OTOH, if I'm reading JCNA's rules correctly, the suggested route book seems to give too much information. In the T2 class, if you know the distance, speed, the location of the checkpoints *and* the time, there doesn't seem to be any calculation challenge other than an odometer correction. It seems to me that you can pretty much drive a leg of the rally at whatever speed you want (as long as it's faster than the proscribed speed) then adjust based on a timing device (assuming clocks/watches/stopwatches are allowed) over the last little bit of the leg. As one of our members who drove the rally in Santa Maria said, you need to have one of the variables missing.

That is the case in T1, where you don't have the use of the odometer, so you don't know the distance, unless you have great calculation skills. In T2, I think the challenge would be in not knowing either the leg times or the location of the checkpoints. The former would require you to calculate the times of the segment based on the instructions. Even more challenging would be the latter which would require the entrant to be as close as possible to the pre-established time at all points along the route. Having a checkpoint someplace where you didn't see it until the last minute would add to the challenge. Other rallies I've read about on the Internet are lacking one of the variables so that the navigator has to calculate.

No matter what we decide, we'll have to rework the route book to meet JCNA standards for those competing.

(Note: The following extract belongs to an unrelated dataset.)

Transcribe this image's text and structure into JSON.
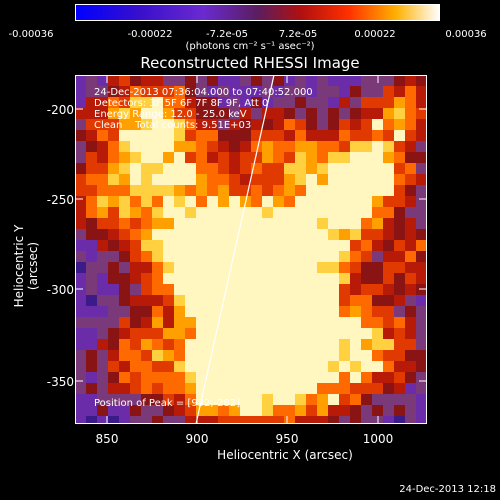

I think we can use their checkpoints and checkpoint workers.

Hello Mark,
you are correct in your interpretation, there is supposed to be some calculation required, although we allow full detail for novices. as not everyone qualifies as a novice, unless this is your club's first rally ever, it does not follow the rules. I personally believe any rally results are largely all relative, with some element of chance with traffic lights, road traffic, etc. I would run it for fun if nothing else, as without speeds, it is hard to understand how it works as a time speed and distance event (T2).
they may do like the Austin Healey clubs in Texas. Every April, all 3 Texas Healey clubs have an event we call the Texas Healey Roundup. The rally's ideal time is determined by the average of all car arrival times at the very end. Whoever gets closest to the average wins. I consider it a scripted drive and enjoy the sights.
Regards, Brian Blackwell

"Scripted drive" -- good name for it.

So am I correct that we can set up a sanctioned rally and leave out some of the information, like the time of each leg and the location of the checkpoints?